PD Editorial: California’s native fisheries in peril

California’s prolonged drought is taking a toll on lawns and farms and forests. It’s also a threat to wildlife, especially fish, which must have cold war to survive.|

California’s prolonged drought is taking a toll on lawns and farms and forests. It’s also a threat to wildlife, especially fish, which must have cold water to survive.

“We’re going to be losing most of our salmon and steelhead if things continue,” Peter Moyle, an authority on California’s native fish, warned the Los Angeles Times recently.

In 2014, nearly all of the winter-run Chinook salmon in the upper Sacramento River and its tributaries died because low flows allowed water temperatures to rise as high as 62 degrees, too warm for the hatchlings to survive.

This year isn’t looking any more promising.

And if the drought persists for even two or three more years, the outlook is truly bleak.

As many as 18 native fish species, including most salmon runs and several breeds of trout, “face likelihood of near-term extinction,” according to a new report from the Public Policy Institute of California that concludes cities and farms are adapting better to drought conditions than are wetlands, forests or wildlife.

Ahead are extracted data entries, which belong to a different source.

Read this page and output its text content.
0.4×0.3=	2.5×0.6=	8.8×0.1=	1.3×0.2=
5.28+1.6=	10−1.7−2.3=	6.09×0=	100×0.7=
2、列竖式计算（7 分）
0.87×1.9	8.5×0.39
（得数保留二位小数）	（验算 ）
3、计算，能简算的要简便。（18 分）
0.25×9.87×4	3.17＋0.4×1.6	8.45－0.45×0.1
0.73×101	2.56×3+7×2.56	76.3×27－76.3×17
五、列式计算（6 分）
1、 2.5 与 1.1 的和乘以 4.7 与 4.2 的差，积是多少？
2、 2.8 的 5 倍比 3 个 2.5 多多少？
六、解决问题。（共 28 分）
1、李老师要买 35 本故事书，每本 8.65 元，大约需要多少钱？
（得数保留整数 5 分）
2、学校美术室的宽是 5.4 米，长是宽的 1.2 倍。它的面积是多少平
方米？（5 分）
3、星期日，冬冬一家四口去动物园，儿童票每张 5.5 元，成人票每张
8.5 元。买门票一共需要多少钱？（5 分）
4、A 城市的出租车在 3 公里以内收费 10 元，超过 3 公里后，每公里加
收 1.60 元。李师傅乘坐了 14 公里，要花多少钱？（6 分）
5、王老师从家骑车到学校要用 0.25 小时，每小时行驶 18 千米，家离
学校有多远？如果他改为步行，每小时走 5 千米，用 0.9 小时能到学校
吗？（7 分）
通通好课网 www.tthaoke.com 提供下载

Central Valley ag interests and their allies in Congress seem to see the drought as an excuse to relax environmental protection for fisheries.

For now, however, federal water managers do not. They’re trying to prevent a repeat of last year, when just 5 percent of the Sacramento River brood stock survived, by better managing releases of cold water from Shasta Dam.

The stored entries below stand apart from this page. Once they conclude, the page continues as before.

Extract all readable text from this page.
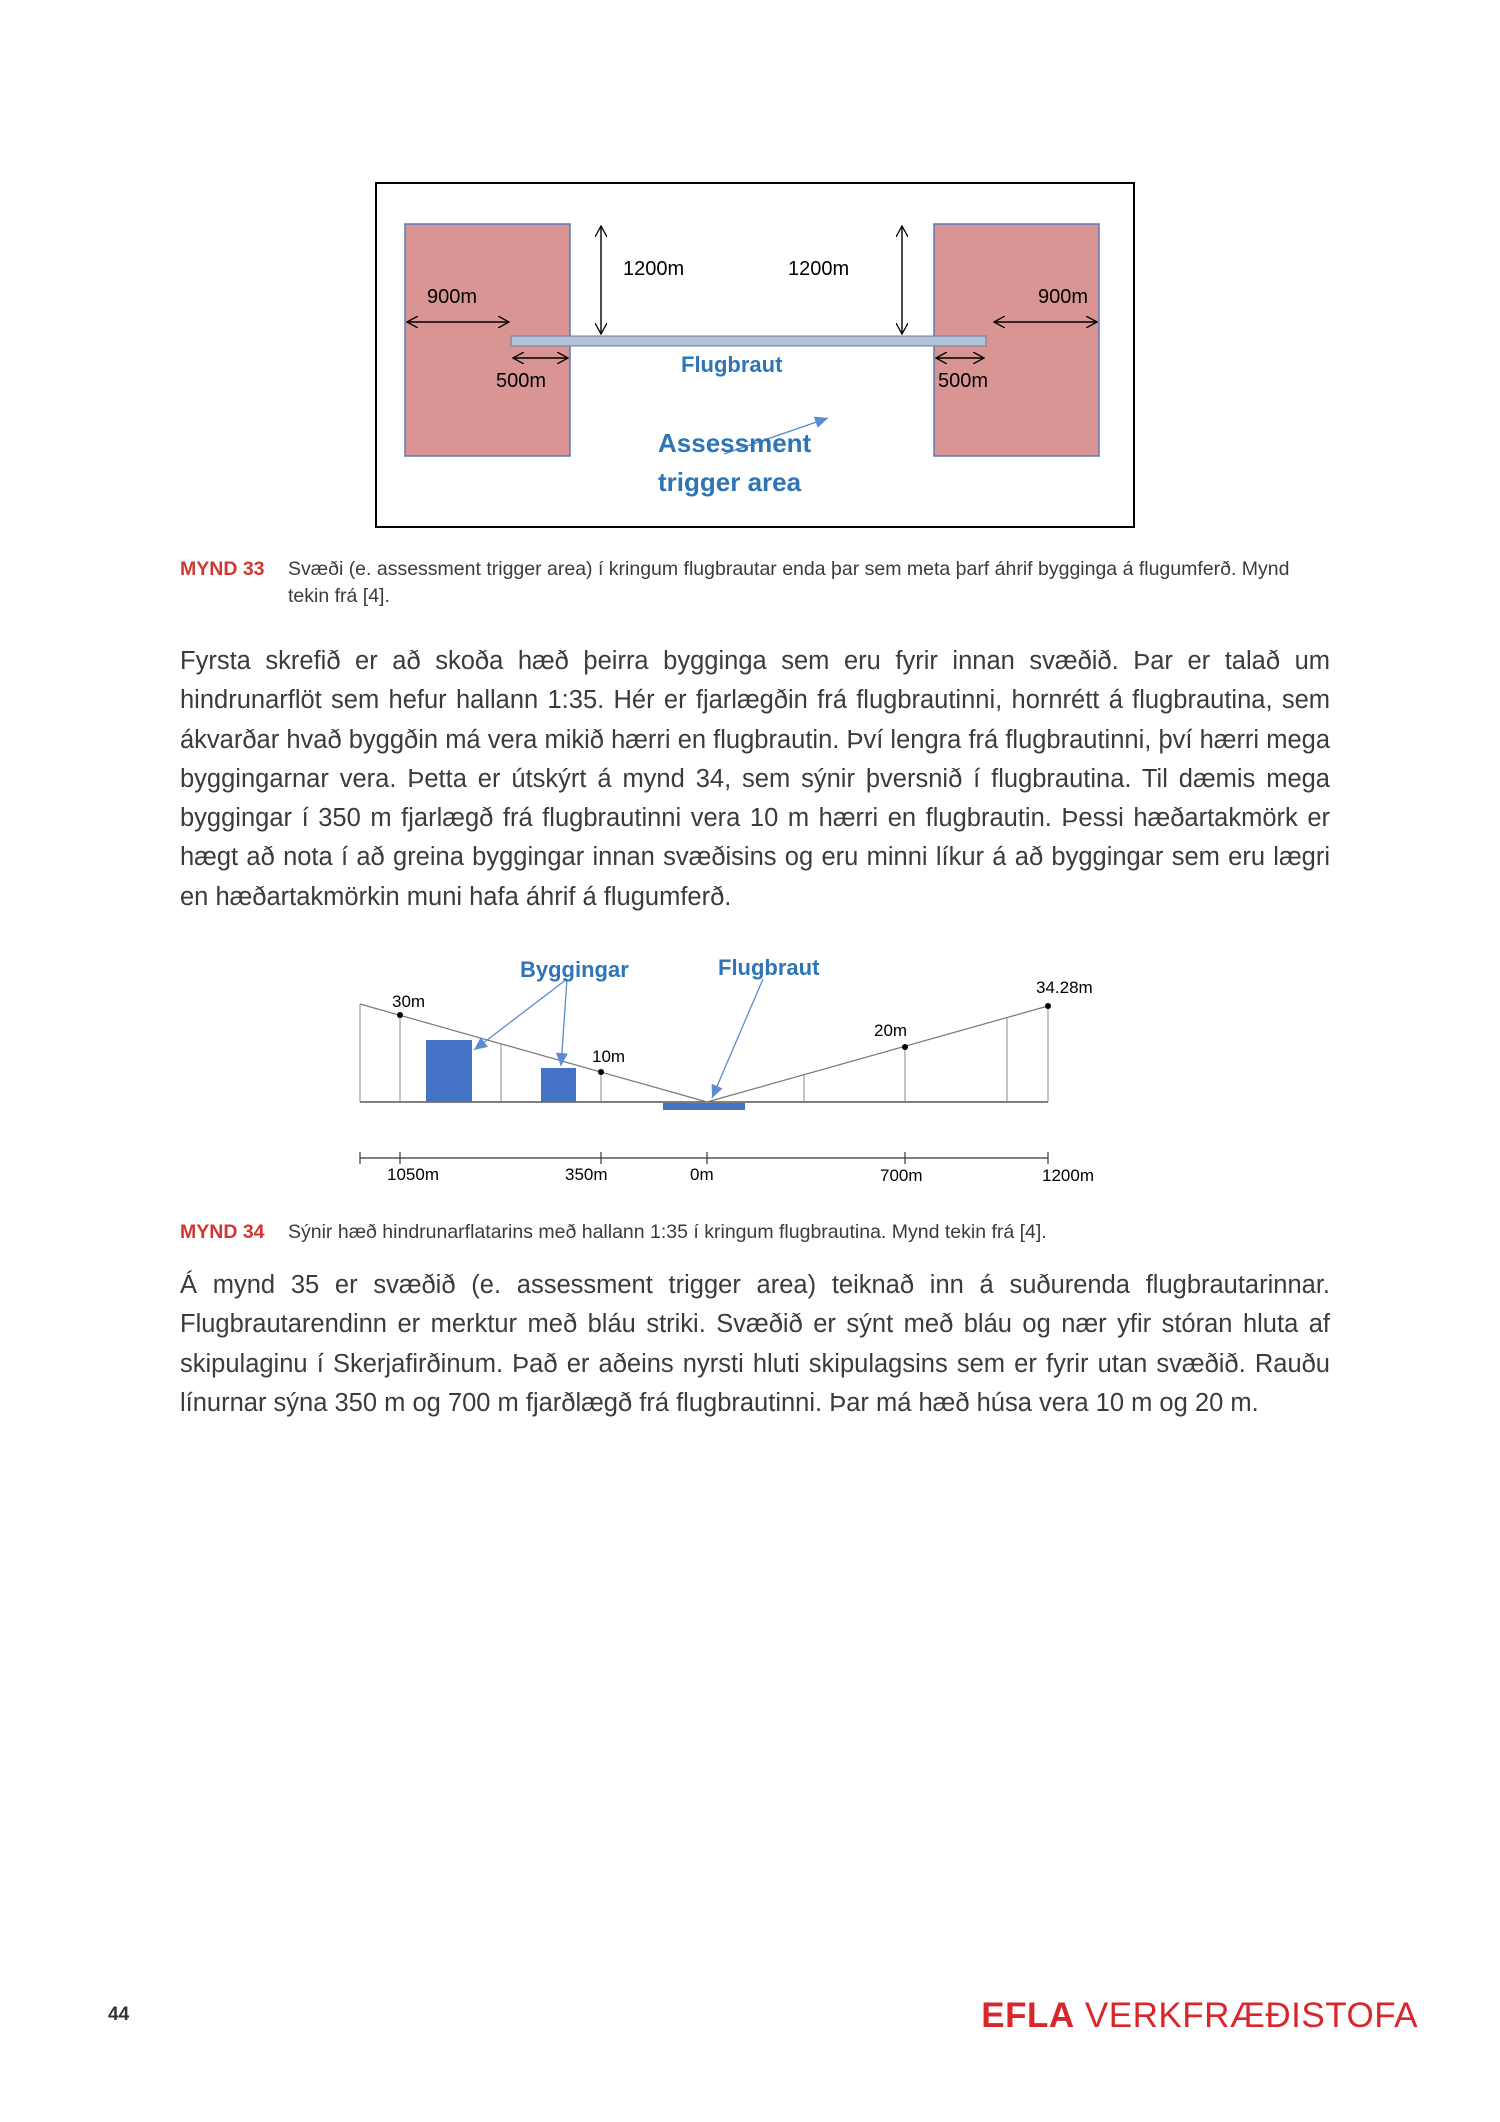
900m	900m
1200m	1200m
500m	500m
Flugbraut
Assessment
trigger area
MYND 33	Svæði (e. assessment trigger area) í kringum flugbrautar enda þar sem meta þarf áhrif bygginga á flugumferð. Mynd tekin frá [4].

Fyrsta skrefið er að skoða hæð þeirra bygginga sem eru fyrir innan svæðið. Þar er talað um hindrunarflöt sem hefur hallann 1:35. Hér er fjarlægðin frá flugbrautinni, hornrétt á flugbrautina, sem ákvarðar hvað byggðin má vera mikið hærri en flugbrautin. Því lengra frá flugbrautinni, því hærri mega byggingarnar vera. Þetta er útskýrt á mynd 34, sem sýnir þversnið í flugbrautina. Til dæmis mega byggingar í 350 m fjarlægð frá flugbrautinni vera 10 m hærri en flugbrautin. Þessi hæðartakmörk er hægt að nota í að greina byggingar innan svæðisins og eru minni líkur á að byggingar sem eru lægri en hæðartakmörkin muni hafa áhrif á flugumferð.

Byggingar	Flugbraut
30m
10m
20m
34.28m
1050m	350m	0m	700m	1200m
MYND 34	Sýnir hæð hindrunarflatarins með hallann 1:35 í kringum flugbrautina. Mynd tekin frá [4].

Á mynd 35 er svæðið (e. assessment trigger area) teiknað inn á suðurenda flugbrautarinnar. Flugbrautarendinn er merktur með bláu striki. Svæðið er sýnt með bláu og nær yfir stóran hluta af skipulaginu í Skerjafirðinum. Það er aðeins nyrsti hluti skipulagsins sem er fyrir utan svæðið. Rauðu línurnar sýna 350 m og 700 m fjarðlægð frá flugbrautinni. Þar má hæð húsa vera 10 m og 20 m.

44	EFLA VERKFRÆÐISTOFA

Fearing another disaster on the Klamath River, the site of a catastrophic fish kill in 2002, the federal Bureau of Reclamation started releasing cool water into the Klamath last week from a dam on its primary tributary, the Trinity River.

State water officials also are factoring fish into drought policy.

Here in Sonoma County, as Staff Writer Guy Kovner reported this past week, landowners in four watersheds are receiving orders to report their use to state regulators as part of an emergency effort to save juvenile coho salmon and steelhead trout, some of them stuck in dwindling pools until rain restores water levels in area streams.

To stop some of those small pools from drying up, Camp Meeker’s water district is releasing 2,700 gallons an hour into Dutch Bill Creek, and one west county property owner is releasing 1,320 gallons an hour into Green Valley Creek.

Meanwhile, 68 grape growers agreed to cut their water use by 25 percent from 2013 levels - matching the state’s mandatory cutbacks for non-farm users ­- and a wine industry group is trying to enlist the help of 62 more vineyards.

The cooperative approach is welcome, laudable and, regrettably, it stands in contrast to a lawsuit filed by Central Valley water districts seeking to halt relief for the Klamath River.

After years of fighting efforts to assist the endangered Delta smelt, the Westlands Water District and others are now arguing that federal water regulators have no authority to assist Klamath salmon because they aren’t on the endangered species list.

A federal judge rejected that argument last year, and a judge refused last week to grant an injunction while this year’s suit is litigated. Salmon support coastal communities in California and the Pacific Northwest as well as the subsistence and ceremonial needs of Native American tribes. These prized fish are a unique and valuable resource that can’t be replanted like row crops if they’re abandoned during the drought.